Et quand, après deux jours de vaines tentatives, j’ai réussi à joindre Max Sheffield, le comptable de Brice, je me suis aussi lancée sans conviction à la recherche d’un emploi. Max m’a en effet confirmé que le testament de Brice spécifiait que l’entreprise serait dissoute à sa mort. Il n’a pu m’en dire plus, si ce n’est que l’avocat et lui travaillaient à tout régler le plus
rapidement possible et qu’ils nous transmettraient bientôt notre dû.
Depuis, j’essaie de me convaincre qu’aucune inquiétude ne perçait dans la voix de Max, sans succès. J’ai informé Max que j’avais recueilli Geoff. L'avocat doit se mettre en contact avec moi afin d’organiser la remise du chien à la personne désignée par Brice.
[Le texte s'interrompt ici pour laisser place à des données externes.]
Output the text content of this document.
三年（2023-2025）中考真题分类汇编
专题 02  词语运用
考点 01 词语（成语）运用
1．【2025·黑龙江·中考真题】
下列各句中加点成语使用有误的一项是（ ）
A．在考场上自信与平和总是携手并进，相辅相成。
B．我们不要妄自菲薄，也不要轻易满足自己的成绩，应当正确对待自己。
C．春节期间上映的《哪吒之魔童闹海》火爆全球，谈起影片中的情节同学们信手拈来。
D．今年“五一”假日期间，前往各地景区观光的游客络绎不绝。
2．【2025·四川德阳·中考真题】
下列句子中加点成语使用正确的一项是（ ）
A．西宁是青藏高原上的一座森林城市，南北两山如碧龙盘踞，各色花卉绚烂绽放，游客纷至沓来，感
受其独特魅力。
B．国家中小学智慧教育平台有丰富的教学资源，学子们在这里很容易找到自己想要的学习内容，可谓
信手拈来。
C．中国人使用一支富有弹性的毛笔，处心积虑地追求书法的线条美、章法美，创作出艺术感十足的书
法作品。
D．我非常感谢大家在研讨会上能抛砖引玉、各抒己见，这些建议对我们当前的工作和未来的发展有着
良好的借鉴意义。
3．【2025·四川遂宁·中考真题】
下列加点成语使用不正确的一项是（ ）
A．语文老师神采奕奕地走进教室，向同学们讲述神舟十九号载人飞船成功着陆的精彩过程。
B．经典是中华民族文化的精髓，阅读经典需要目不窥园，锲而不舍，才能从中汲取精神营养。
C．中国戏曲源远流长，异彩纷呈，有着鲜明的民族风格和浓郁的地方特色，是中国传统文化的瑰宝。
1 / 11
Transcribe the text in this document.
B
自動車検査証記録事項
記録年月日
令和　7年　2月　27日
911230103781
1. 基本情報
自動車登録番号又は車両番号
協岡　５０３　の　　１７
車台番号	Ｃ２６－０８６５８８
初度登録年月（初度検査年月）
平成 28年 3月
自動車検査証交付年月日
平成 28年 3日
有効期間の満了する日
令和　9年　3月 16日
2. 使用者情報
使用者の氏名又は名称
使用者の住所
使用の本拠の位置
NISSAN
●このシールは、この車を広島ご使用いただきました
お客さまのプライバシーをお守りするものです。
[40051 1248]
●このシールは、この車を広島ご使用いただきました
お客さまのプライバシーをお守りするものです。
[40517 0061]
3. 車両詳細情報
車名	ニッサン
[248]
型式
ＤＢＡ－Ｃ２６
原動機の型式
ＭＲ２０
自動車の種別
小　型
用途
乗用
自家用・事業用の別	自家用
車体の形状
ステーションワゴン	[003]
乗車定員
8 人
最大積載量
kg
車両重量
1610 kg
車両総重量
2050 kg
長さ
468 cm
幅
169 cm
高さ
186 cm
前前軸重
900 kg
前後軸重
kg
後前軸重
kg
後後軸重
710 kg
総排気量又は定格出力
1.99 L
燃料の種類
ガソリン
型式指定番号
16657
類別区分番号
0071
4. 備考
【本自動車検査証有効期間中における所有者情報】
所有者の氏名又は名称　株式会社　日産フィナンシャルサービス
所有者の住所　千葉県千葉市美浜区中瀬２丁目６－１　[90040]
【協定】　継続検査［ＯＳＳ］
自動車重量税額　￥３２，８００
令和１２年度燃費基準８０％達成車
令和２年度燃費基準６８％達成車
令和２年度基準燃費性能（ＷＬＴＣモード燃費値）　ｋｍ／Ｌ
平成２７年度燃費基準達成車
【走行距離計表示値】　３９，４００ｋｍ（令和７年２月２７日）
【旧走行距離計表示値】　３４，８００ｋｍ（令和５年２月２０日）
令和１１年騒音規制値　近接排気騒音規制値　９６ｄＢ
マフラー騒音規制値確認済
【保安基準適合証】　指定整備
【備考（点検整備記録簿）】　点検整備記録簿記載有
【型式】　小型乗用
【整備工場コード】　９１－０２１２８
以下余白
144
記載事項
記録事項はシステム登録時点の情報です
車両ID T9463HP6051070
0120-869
Pas de nouvelles non plus de ce côté-là.
De même que l’enquête sur le meurtre ne semble pas avoir avancé. La dernière fois que j’en ai entendu parler, au journal de 17 heures, la police faisait un nouvel appel à témoins. Pour l’instant aucune piste n’a mené à un résultat. Je ne peux m’empêcher d’imaginer l’agacement et la frustration de Nick. Je sais que la plupart des enquêtes nécessitent du temps, mais jamais auparavant je n’avais été mêlée à aucune. Bon mêlée est un grand mot, d’accord. Je voudrais l’aider à la résoudre. Désir présomptueux parce que je suis la personne la moins logique que je connaisse. Greg m’agaçait vraiment lorsque nous regardions un film ensemble et qu’il résolvait le mystère au cours de la première demi-heure, alors que même le film terminé, je peinais encore à démêler l’intrigue.
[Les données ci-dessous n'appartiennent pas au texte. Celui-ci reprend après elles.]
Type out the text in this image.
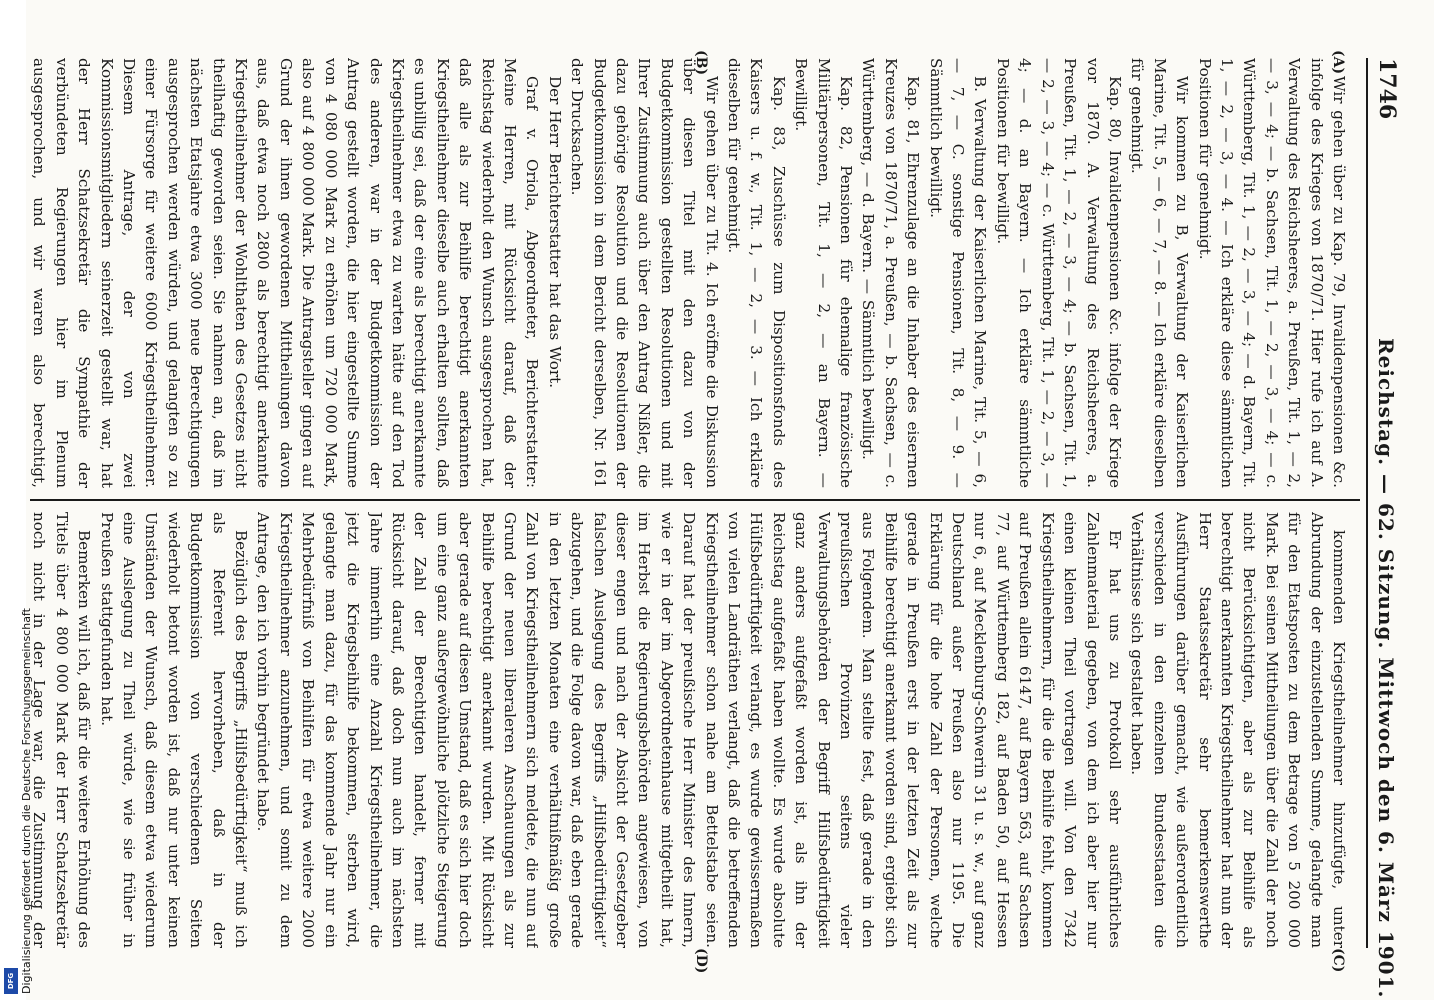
1746
Reichstag. — 62. Sitzung. Mittwoch den 6. März 1901.
(A)
(B)
(C)
(D)

Wir gehen über zu Kap. 79, Invalidenpensionen &c. infolge des Krieges von 1870/71. Hier rufe ich auf A. Verwaltung des Reichsheeres, a. Preußen, Tit. 1, — 2, — 3, — 4; — b. Sachsen, Tit. 1, — 2, — 3, — 4; — c. Württemberg, Tit. 1, — 2, — 3, — 4; — d. Bayern, Tit. 1, — 2, — 3, — 4. — Ich erkläre diese sämmtlichen Positionen für genehmigt.

Wir kommen zu B, Verwaltung der Kaiserlichen Marine, Tit. 5, — 6, — 7, — 8. — Ich erkläre dieselben für genehmigt.

Kap. 80, Invalidenpensionen &c. infolge der Kriege vor 1870. A. Verwaltung des Reichsheeres, a. Preußen, Tit. 1, — 2, — 3, — 4; — b. Sachsen, Tit. 1, — 2, — 3, — 4; — c. Württemberg, Tit. 1, — 2, — 3, — 4; — d. an Bayern. — Ich erkläre sämmtliche Positionen für bewilligt.

B. Verwaltung der Kaiserlichen Marine, Tit. 5, — 6, — 7, — C. sonstige Pensionen, Tit. 8, — 9. — Sämmtlich bewilligt.

Kap. 81, Ehrenzulage an die Inhaber des eisernen Kreuzes von 1870/71, a. Preußen, — b. Sachsen, — c. Württemberg, — d. Bayern. — Sämmtlich bewilligt.

Kap. 82, Pensionen für ehemalige französische Militärpersonen, Tit. 1, — 2, — an Bayern. — Bewilligt.

Kap. 83, Zuschüsse zum Dispositionsfonds des Kaisers u. f. w., Tit. 1, — 2, — 3. — Ich erkläre dieselben für genehmigt.

Wir gehen über zu Tit. 4. Ich eröffne die Diskussion über diesen Titel mit den dazu von der Budgetkommission gestellten Resolutionen und mit Ihrer Zustimmung auch über den Antrag Nißler, die dazu gehörige Resolution und die Resolutionen der Budgetkommission in dem Bericht derselben, Nr. 161 der Drucksachen.

Der Herr Berichterstatter hat das Wort.

Graf v. Oriola, Abgeordneter, Berichterstatter: Meine Herren, mit Rücksicht darauf, daß der Reichstag wiederholt den Wunsch ausgesprochen hat, daß alle als zur Beihilfe berechtigt anerkannten Kriegstheilnehmer dieselbe auch erhalten sollten, daß es unbillig sei, daß der eine als berechtigt anerkannte Kriegstheilnehmer etwa zu warten hätte auf den Tod des anderen, war in der Budgetkommission der Antrag gestellt worden, die hier eingestellte Summe von 4 080 000 Mark zu erhöhen um 720 000 Mark, also auf 4 800 000 Mark. Die Antragsteller gingen auf Grund der ihnen gewordenen Mittheilungen davon aus, daß etwa noch 2800 als berechtigt anerkannte Kriegstheilnehmer der Wohlthaten des Gesetzes nicht theilhaftig geworden seien. Sie nahmen an, daß im nächsten Etatsjahre etwa 3000 neue Berechtigungen ausgesprochen werden würden, und gelangten so zu einer Fürsorge für weitere 6000 Kriegstheilnehmer. Diesem Antrage, der von zwei Kommissionsmitgliedern seinerzeit gestellt war, hat der Herr Schatzsekretär die Sympathie der verbündeten Regierungen hier im Plenum ausgesprochen, und wir waren also berechtigt,

kommenden Kriegstheilnehmer hinzufügte, unter Abrundung der einzustellenden Summe, gelangte man für den Etatsposten zu dem Betrage von 5 200 000 Mark. Bei seinen Mittheilungen über die Zahl der noch nicht Berücksichtigten, aber als zur Beihilfe als berechtigt anerkannten Kriegstheilnehmer hat nun der Herr Staatssekretär sehr bemerkenswerthe Ausführungen darüber gemacht, wie außerordentlich verschieden in den einzelnen Bundesstaaten die Verhältnisse sich gestaltet haben.

Er hat uns zu Protokoll sehr ausführliches Zahlenmaterial gegeben, von dem ich aber hier nur einen kleinen Theil vortragen will. Von den 7342 Kriegstheilnehmern, für die die Beihilfe fehlt, kommen auf Preußen allein 6147, auf Bayern 563, auf Sachsen 77, auf Württemberg 182, auf Baden 50, auf Hessen nur 6, auf Mecklenburg-Schwerin 31 u. s. w., auf ganz Deutschland außer Preußen also nur 1195. Die Erklärung für die hohe Zahl der Personen, welche gerade in Preußen erst in der letzten Zeit als zur Beihilfe berechtigt anerkannt worden sind, ergiebt sich aus Folgendem. Man stellte fest, daß gerade in den preußischen Provinzen seitens vieler Verwaltungsbehörden der Begriff Hilfsbedürftigkeit ganz anders aufgefaßt worden ist, als ihn der Reichstag aufgefaßt haben wollte. Es wurde absolute Hülfsbedürftigkeit verlangt, es wurde gewissermaßen von vielen Landräthen verlangt, daß die betreffenden Kriegstheilnehmer schon nahe am Bettelstabe seien. Darauf hat der preußische Herr Minister des Innern, wie er in der im Abgeordnetenhause mitgetheilt hat, im Herbst die Regierungsbehörden angewiesen, von dieser engen und nach der Absicht der Gesetzgeber falschen Auslegung des Begriffs „Hilfsbedürftigkeit“ abzugehen, und die Folge davon war, daß eben gerade in den letzten Monaten eine verhältnißmäßig große Zahl von Kriegstheilnehmern sich meldete, die nun auf Grund der neuen liberaleren Anschauungen als zur Beihilfe berechtigt anerkannt wurden. Mit Rücksicht aber gerade auf diesen Umstand, daß es sich hier doch um eine ganz außergewöhnliche plötzliche Steigerung der Zahl der Berechtigten handelt, ferner mit Rücksicht darauf, daß doch nun auch im nächsten Jahre immerhin eine Anzahl Kriegstheilnehmer, die jetzt die Kriegsbeihilfe bekommen, sterben wird, gelangte man dazu, für das kommende Jahr nur ein Mehrbedürfniß von Beihilfen für etwa weitere 2000 Kriegstheilnehmer anzunehmen, und somit zu dem Antrage, den ich vorhin begründet habe.

Bezüglich des Begriffs „Hilfsbedürftigkeit“ muß ich als Referent hervorheben, daß in der Budgetkommission von verschiedenen Seiten wiederholt betont worden ist, daß nur unter keinen Umständen der Wunsch, daß diesem etwa wiederum eine Auslegung zu Theil würde, wie sie früher in Preußen stattgefunden hat.

Bemerken will ich, daß für die weitere Erhöhung des Titels über 4 800 000 Mark der Herr Schatzsekretär noch nicht in der Lage war, die Zustimmung der

Digitalisierung gefördert durch die Deutsche Forschungsgemeinschaft
DFG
A propos de Greg et de mystères, toujours rien. Phyllis a appelé hier, après avoir appris le meurtre de Brice, pour bavarder, savoir comment j’allais. J’ai hésité, puis j’ai prétendu que tout allait bien. Mais Phyllis n’est pas stupide. Comment pourrais-je aller bien après avoir perdu mon fiancé et mon boulot en moins de deux semaines ? Inutile de lui parler de l’appartement. En tout cas, si elle savait quelque chose au sujet des faits et gestes de Greg, elle n’en a rien dit, et je n’ai posé aucune question. La conversation terminée, elle a dû se demander pourquoi elle s’était donné la peine d’appeler.
Bien sûr, ma mère a appelé elle aussi, deux fois. La première fois lundi soir, après avoir entendu la nouvelle aux infos. Durant la première minute de la conversation, elle m’a reproché de ne pas l’avoir appelée tout de suite. Je me suis de nouveau adonnée à mon numéro de fille tranquille et très occupée. Et non, hors de question que je lui apprenne que je cherche un nouvel appart. Lorsque j’aurai déménagé, je l’appellerai de mon nouveau domicile. Sinon, non seulement elle insistera pour patrouiller dans Manhattan avec moi, m’assister dans mes recherches en ne cessant de rabâcher que je gaspille l’argent, et blablabla, alors que je pourrais habiter avec elle, et blablabla.